Pacifiction, l’intrigue exotique d’Albert Serra

Photo du film PACIFICTION de Albert SERRA © DR

De sa vision du Roi Soleil agonisant dans La mort de Louis XIV (Séance Spéciale, 2016) à sa nouvelle intrigue exotique placée sous menace nucléaire, Albert Serra, auteur de l’avant-gardiste Liberté (Prix spécial du Jury Un Certain Regard, 2019), secoue les codes du conformisme. Dans Pacifiction présenté en Compétition, savoureuse intrigue tropicale chauffée par le soleil de Tahiti, Benoît Magimel porte le film, dans le costume d’un haut-commissaire, et Sergi López interroge, dans la peau d’un patron de boite de nuit miteuse. Entretien avec le réalisateur espagnol.

Pourquoi Tahiti ? Pourquoi "Pacifiction"? 
Parce que j'aimais l'idée d’un paradis perdu, ou de l’envers du paradis. Visuellement, ce décor me paraissait plus intéressant aussi, et cela offrait la possibilité de parler d'enjeux contemporains, plus ou moins politiques, à travers une imagerie moins bourgeoise.
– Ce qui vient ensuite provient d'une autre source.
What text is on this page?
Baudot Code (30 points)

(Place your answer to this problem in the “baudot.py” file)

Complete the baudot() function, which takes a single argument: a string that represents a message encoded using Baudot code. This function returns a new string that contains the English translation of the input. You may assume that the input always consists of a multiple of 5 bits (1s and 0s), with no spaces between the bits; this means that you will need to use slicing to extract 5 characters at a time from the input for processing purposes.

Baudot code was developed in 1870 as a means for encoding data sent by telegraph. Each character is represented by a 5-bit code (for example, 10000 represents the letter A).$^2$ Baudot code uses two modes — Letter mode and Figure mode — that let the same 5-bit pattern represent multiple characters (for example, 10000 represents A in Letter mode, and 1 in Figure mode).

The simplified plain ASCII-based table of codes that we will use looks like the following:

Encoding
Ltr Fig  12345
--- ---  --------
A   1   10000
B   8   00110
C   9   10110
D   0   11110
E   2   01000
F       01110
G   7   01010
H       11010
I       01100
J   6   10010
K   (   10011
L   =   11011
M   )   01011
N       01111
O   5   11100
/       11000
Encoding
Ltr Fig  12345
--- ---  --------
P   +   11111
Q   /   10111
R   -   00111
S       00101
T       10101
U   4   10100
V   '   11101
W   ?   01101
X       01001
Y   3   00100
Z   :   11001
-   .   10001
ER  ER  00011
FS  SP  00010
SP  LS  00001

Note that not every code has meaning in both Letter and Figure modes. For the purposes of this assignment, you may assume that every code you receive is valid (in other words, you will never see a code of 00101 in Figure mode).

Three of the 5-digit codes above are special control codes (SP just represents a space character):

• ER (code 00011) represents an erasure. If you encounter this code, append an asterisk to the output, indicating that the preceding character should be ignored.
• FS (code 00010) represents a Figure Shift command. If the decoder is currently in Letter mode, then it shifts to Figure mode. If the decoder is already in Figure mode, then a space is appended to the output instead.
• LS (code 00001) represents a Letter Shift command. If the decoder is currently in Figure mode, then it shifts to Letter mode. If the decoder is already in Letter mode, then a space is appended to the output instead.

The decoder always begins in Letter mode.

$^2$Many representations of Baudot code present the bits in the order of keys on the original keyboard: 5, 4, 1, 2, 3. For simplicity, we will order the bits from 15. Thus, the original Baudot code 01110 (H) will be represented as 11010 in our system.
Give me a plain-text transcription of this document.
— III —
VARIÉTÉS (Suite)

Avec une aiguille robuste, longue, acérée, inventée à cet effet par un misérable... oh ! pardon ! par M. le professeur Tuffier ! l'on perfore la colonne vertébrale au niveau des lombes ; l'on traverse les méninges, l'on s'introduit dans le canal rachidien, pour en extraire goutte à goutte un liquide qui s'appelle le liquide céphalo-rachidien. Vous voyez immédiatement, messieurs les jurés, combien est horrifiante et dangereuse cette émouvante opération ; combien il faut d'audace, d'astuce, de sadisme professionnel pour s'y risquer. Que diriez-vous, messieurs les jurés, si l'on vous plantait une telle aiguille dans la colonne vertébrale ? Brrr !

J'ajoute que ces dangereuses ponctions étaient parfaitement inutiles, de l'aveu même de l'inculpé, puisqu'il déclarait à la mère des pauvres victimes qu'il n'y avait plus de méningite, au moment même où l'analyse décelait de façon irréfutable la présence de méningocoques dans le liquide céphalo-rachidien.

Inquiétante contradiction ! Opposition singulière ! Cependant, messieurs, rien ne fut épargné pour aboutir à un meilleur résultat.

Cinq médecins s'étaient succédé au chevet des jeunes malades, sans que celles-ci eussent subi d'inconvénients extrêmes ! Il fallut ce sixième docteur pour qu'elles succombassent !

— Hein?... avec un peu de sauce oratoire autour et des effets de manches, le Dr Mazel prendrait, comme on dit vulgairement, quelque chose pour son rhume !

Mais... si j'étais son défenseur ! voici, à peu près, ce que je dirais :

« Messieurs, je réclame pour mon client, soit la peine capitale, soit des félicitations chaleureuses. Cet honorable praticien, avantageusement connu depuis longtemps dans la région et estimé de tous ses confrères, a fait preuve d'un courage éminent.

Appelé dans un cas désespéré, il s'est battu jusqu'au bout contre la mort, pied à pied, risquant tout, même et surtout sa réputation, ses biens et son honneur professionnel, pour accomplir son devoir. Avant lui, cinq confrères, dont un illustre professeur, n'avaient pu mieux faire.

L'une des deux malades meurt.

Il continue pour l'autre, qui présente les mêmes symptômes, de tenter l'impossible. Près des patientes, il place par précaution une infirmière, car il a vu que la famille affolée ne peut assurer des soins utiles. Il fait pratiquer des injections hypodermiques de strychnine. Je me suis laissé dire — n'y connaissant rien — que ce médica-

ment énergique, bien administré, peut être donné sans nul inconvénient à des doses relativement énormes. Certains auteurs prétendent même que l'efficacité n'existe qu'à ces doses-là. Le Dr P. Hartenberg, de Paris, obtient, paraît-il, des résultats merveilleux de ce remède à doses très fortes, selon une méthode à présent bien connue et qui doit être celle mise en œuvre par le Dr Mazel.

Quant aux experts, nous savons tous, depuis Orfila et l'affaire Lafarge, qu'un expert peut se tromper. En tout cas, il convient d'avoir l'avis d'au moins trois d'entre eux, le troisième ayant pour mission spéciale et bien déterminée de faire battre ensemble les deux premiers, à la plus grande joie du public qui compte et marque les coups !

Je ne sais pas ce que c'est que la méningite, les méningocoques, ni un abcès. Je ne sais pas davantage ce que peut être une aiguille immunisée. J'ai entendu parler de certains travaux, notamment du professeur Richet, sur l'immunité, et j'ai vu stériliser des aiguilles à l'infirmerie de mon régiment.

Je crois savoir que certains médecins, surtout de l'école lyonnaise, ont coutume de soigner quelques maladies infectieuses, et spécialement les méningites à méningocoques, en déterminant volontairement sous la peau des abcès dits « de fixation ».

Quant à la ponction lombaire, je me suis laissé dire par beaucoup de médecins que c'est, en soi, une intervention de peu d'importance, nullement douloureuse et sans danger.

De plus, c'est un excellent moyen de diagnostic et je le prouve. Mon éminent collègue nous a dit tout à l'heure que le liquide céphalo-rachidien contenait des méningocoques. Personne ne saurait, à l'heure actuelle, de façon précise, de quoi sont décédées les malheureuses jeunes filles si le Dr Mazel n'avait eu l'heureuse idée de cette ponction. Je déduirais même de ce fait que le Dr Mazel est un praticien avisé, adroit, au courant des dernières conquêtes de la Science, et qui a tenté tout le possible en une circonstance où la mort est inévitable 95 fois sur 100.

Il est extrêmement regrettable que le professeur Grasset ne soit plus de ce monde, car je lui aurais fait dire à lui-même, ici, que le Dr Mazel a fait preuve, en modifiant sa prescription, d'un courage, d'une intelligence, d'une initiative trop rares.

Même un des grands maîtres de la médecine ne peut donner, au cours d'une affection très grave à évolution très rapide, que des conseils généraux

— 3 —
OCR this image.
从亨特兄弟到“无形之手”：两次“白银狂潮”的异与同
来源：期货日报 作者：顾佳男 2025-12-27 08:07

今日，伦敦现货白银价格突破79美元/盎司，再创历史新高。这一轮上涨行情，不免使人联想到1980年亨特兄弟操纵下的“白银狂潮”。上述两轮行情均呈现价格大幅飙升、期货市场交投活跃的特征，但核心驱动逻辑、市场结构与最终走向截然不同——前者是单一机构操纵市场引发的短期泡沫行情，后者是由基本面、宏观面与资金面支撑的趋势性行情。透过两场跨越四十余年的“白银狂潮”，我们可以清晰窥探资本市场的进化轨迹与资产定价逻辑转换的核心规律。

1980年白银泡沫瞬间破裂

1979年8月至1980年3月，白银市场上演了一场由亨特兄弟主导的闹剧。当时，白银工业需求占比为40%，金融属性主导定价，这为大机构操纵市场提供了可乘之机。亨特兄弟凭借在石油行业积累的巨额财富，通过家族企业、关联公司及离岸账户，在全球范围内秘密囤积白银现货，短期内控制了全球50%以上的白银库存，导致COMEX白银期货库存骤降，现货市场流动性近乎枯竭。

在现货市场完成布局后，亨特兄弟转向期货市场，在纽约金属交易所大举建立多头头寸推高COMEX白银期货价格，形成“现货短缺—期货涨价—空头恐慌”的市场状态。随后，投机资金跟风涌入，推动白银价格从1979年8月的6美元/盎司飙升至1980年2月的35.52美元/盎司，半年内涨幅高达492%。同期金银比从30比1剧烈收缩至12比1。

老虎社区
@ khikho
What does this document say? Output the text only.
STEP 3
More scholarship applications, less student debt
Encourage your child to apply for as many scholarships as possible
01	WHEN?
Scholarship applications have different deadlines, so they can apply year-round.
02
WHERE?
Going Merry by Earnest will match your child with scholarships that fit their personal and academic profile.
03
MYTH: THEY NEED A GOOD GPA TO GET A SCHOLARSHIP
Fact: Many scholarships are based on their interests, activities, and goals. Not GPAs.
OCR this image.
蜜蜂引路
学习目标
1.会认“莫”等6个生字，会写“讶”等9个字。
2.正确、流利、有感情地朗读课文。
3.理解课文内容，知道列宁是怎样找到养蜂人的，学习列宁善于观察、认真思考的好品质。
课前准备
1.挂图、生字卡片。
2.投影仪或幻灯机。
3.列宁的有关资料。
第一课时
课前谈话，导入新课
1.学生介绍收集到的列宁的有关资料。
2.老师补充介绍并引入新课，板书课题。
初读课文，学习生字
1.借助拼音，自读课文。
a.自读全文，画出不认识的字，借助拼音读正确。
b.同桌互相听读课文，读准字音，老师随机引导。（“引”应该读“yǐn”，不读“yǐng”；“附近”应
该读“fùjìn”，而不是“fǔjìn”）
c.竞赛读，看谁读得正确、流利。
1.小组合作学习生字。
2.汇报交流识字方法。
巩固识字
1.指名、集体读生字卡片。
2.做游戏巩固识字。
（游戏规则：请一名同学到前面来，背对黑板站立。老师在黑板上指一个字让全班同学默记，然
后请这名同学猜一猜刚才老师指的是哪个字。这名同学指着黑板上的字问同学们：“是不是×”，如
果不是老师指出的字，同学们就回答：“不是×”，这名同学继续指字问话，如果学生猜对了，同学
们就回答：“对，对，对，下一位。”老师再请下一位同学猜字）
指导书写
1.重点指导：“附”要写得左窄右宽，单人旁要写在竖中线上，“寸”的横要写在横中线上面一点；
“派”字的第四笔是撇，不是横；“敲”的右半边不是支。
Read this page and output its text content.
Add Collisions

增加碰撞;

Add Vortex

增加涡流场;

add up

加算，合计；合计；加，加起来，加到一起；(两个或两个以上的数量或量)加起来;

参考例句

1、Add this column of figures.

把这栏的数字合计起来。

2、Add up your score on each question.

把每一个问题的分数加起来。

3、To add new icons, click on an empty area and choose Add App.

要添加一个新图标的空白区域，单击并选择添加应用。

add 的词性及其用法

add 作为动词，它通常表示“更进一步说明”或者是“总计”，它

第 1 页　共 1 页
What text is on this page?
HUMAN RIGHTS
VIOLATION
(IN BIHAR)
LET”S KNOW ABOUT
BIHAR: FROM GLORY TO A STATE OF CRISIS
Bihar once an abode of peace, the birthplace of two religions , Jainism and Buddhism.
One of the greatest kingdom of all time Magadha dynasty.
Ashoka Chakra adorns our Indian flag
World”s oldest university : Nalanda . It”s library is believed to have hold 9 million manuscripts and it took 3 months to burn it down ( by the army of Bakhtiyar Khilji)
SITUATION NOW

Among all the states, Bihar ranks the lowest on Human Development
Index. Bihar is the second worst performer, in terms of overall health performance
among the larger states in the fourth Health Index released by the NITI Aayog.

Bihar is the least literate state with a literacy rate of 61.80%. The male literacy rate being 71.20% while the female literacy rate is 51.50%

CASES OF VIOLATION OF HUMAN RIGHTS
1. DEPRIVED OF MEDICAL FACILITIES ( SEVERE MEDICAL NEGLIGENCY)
Le titre renvoie à l'idée de pur fantasme, incarné, dans ce cas de figure, par le Pacifique.
 

Justement, que souhaitez-vous montrer de la société contemporaine ? 
Je ne souhaite rien montrer, les explications surgissent spontanément au cours du tournage, et c’est seulement comme ça qu’elles peuvent refléter le monde avec la complexité visuelle propre au cinéma, et avec l’ambigüité morale qui est propre au monde dans lequel on vit. C’est la seule façon de montrer ses contradictions. Et c’est tout le contraire des séries montrées sur les plateformes, où tout est analysé à l’excès, et contrôlé de telle façon qu’elles en deviennent inefficaces et ineptes à expliquer les contradictions. 

Quel est le lien artistique entre La mort de Louis XIV,  Liberté et votre nouveau film ? 
Le travail avec les acteurs, l’abandon, l’obsession de créer des images aux atmosphères inédites et jamais vues auparavant, la distorsion subtile de la perception de l’espace et du temps, et l’exploitation extrême du potentiel élusif et ambigu de chaque image.